Slogan-shouting and jostling marred the election of D.V. Sadananda Gowda as the new leader of Bharatiya Janata Party’s (BJP) legislature wing in a contest meant to decide who will be the next Karnataka chief minister.
The 58-year-old emerged narrowly victorious in a secret ballot held after desperate efforts to reach a consensus over the two contenders — Gowda and Rural Development Minister Jagadish Shettar — failed.
Gowda got 62 votes and Shettar 55. The party has 120 members but only 117 voted.
But the election exposed the faultlines in the BJP, a party which has always prided on unity and discipline.
On Wednesday, Lokayukta (ombudsman) N. Santosh Hegde recommended the trial of the 68-year-old outgoing chief minister B.S. Yeddyurappa for corruption arising out of illegal mining.
The BJP leadership met in New Delhi Thursday and “unanimously” decided that Yeddyurappa should go.
But it did not expect its “loyal soldier” to defy its marching orders.
He held out for three days, and finally quit Sunday after the BJP conveyed to him that he and his supporters would be expelled.
Even before Yeddyurappa submitted his resignation Sunday, the party began the exercise of finding a successor.
Here too it encountered unexpected resistance for consensus.
Central leaders Rajnath Singh and Arun Jaitley worked for over two days.
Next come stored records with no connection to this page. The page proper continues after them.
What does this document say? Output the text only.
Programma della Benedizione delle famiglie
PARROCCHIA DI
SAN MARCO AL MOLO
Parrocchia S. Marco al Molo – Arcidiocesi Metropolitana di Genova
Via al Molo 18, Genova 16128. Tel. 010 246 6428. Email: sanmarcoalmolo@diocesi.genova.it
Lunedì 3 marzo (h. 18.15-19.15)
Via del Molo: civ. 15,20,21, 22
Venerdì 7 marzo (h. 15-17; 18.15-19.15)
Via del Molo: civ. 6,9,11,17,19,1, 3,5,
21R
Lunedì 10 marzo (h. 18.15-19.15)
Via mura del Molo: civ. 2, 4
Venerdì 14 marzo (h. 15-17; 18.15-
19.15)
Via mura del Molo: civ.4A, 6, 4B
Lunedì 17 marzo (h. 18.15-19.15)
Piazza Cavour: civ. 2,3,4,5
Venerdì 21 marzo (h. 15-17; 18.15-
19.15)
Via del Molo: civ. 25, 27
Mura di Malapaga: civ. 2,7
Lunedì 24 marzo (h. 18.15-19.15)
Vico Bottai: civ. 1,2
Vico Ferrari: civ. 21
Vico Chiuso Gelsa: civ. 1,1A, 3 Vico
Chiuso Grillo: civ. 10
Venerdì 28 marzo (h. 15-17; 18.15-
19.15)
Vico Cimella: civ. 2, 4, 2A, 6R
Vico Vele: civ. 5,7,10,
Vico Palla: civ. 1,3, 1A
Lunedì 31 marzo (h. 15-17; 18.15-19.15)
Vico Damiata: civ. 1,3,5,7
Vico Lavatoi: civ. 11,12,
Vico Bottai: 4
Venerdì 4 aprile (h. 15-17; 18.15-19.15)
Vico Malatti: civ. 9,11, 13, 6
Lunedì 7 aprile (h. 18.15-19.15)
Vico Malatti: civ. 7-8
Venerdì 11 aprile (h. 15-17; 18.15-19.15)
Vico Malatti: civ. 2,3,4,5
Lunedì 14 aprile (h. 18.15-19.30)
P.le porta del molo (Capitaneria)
On Wednesday came the showdown between the rival groups.
Gowda is a Lok Sabha member from Udupi-Chikmagalur constituency, about 400 km from Bangalore.
State party chief K.S. Eshwarappa, Yeddyurappa’s bete noire, and Bangalore South Lok Sabha member and general secretary H.N. Ananth Kumar and their supporters were dead set against Gowda.
They feared that if Gowda became the chief minister, real power would be with Yeddyurappa.
So they put up Shettar, 56, as their candidate.
For three days, legislators belonging to the two groups stayed in hotels in Bangalore, holding countless meetings.
BJP central leaders rejected Yeddyurappa’s demand that he be made the state party chief.
A secret ballot was held after a noisy meeting ended amid jostling at a hotel in city centre Wednesday.
Gowda has just 22 months – the assembly’s term expires in May 2013 – to bring governance back on rails, after a week of virtual rule by officials as ministers were sucked into party affairs.
The immediate problem will be forming a cohesive ministry and ensuring a smooth working relationship with the party apparatus.